Saudi prosecutors will seek the death penalty for at least five people in the slaying of Washington Post columnist Jamal Khashoggi, the kingdom’s state media reported on Thursday as 11 suspects attended their first court hearing.

The state-run Saudi Press Agency and state television gave few details about the hearing and did not name the suspects.

However, a statement from prosecutors said the suspects attended the hearing with their lawyers.

The Attorney-General said Saudi Arabia had twice submitted formal requests for evidence from Turkey — where Khashoggi was murdered inside the kingdom’s Istanbul consulate — but had received no response.

Khashoggi, a columnist for the Washington Post, was killed on October 2 at the Saudi Consulate in Istanbul. He had written columns critical of Saudi Arabia’s powerful Crown Prince Mohammed bin Salman.

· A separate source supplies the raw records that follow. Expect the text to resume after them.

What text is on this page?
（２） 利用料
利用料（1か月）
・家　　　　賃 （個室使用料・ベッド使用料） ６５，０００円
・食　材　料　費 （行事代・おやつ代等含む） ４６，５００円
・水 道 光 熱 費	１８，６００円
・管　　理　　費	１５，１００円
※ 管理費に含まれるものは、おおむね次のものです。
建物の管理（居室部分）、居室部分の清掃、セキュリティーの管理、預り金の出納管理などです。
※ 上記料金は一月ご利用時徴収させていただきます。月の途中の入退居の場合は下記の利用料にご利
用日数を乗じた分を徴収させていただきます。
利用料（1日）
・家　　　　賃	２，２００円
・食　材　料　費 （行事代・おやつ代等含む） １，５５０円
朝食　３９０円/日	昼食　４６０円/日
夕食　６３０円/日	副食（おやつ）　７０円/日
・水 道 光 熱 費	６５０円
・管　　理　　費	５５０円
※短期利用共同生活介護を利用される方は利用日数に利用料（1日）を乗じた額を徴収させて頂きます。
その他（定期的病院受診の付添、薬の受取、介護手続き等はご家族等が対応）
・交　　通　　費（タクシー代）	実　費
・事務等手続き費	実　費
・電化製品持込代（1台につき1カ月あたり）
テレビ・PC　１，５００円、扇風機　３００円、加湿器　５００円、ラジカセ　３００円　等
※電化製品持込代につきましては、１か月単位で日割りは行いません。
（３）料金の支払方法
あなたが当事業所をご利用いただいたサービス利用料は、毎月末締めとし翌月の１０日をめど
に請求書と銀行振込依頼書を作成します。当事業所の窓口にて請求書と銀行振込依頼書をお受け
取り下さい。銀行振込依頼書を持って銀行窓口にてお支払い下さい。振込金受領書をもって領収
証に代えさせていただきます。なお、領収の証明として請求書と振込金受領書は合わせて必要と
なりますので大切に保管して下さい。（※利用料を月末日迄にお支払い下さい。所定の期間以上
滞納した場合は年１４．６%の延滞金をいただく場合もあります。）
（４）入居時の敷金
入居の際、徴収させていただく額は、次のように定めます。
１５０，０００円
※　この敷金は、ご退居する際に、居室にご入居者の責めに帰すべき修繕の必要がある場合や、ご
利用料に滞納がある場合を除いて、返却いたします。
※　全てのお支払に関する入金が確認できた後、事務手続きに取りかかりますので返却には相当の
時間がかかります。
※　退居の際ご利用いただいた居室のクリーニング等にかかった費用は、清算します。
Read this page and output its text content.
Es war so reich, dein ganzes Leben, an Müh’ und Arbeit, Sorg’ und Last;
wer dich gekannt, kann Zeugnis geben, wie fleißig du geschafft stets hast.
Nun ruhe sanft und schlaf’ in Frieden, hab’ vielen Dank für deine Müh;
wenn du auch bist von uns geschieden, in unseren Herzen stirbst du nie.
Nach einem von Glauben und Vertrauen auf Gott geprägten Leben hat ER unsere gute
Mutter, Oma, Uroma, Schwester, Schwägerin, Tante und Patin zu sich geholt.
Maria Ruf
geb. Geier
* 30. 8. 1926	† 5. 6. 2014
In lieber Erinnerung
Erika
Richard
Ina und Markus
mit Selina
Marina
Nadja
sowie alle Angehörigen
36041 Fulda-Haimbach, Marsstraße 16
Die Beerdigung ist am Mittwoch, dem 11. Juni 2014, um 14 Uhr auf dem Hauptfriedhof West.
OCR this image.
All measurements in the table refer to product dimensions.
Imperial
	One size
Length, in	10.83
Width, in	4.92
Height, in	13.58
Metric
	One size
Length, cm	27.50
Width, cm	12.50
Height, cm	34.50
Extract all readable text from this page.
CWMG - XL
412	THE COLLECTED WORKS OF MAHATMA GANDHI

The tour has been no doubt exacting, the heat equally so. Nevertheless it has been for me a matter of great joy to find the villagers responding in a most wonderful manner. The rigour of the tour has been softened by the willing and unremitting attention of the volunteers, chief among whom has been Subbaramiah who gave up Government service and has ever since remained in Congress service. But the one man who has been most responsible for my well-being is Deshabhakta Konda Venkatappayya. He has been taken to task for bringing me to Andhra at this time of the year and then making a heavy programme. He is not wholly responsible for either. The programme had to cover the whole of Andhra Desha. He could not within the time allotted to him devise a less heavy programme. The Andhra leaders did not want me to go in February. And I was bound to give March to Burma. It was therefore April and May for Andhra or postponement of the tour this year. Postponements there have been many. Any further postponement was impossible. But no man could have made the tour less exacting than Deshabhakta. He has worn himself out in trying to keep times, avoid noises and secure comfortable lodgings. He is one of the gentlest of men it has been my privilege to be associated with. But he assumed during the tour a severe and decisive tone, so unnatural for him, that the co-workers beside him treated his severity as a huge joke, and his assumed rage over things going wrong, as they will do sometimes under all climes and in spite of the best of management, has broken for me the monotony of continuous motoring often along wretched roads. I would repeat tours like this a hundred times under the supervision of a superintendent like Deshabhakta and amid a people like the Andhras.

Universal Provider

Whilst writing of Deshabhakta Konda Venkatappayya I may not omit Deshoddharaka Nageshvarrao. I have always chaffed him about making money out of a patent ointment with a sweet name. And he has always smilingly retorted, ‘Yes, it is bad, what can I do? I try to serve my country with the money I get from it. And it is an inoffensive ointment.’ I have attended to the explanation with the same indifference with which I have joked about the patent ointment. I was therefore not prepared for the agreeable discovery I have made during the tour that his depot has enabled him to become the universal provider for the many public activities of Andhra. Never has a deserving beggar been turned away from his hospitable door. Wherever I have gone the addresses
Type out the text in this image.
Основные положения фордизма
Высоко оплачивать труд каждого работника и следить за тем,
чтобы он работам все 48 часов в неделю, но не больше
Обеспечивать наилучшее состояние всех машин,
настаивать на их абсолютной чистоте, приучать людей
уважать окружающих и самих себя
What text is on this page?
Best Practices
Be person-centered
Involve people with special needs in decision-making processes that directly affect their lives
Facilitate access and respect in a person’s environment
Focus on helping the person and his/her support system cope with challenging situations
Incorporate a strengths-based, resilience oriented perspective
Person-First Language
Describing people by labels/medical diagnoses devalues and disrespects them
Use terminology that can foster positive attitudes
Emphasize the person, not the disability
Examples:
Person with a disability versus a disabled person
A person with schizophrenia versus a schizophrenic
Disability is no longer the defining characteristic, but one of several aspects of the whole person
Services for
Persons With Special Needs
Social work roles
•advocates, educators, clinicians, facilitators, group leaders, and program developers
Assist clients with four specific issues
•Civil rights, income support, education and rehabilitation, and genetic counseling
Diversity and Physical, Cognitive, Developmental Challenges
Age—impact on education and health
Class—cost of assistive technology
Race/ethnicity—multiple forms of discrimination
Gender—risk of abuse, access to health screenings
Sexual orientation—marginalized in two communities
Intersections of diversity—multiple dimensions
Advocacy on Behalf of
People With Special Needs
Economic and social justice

Saudi Arabia initially denied Khashoggi was killed but acknowledged his slaying weeks later.

Turkish media have published photographs of members of the crown prince’s entourage at the consulate ahead of the slaying.

Khashoggi’s body, believed to have been dismembered, has not been found.

The US Central Intelligence Agency has reportedly concluded that the kingdom’s de facto leader, Crown Prince Mohammed bin Salman, very likely ordered Khashoggi’s murder.

But in November the Saudi Attorney-General ruled out any involvement by the young crown prince, whose reformist credentials abroad have been seriously tarnished by the killing.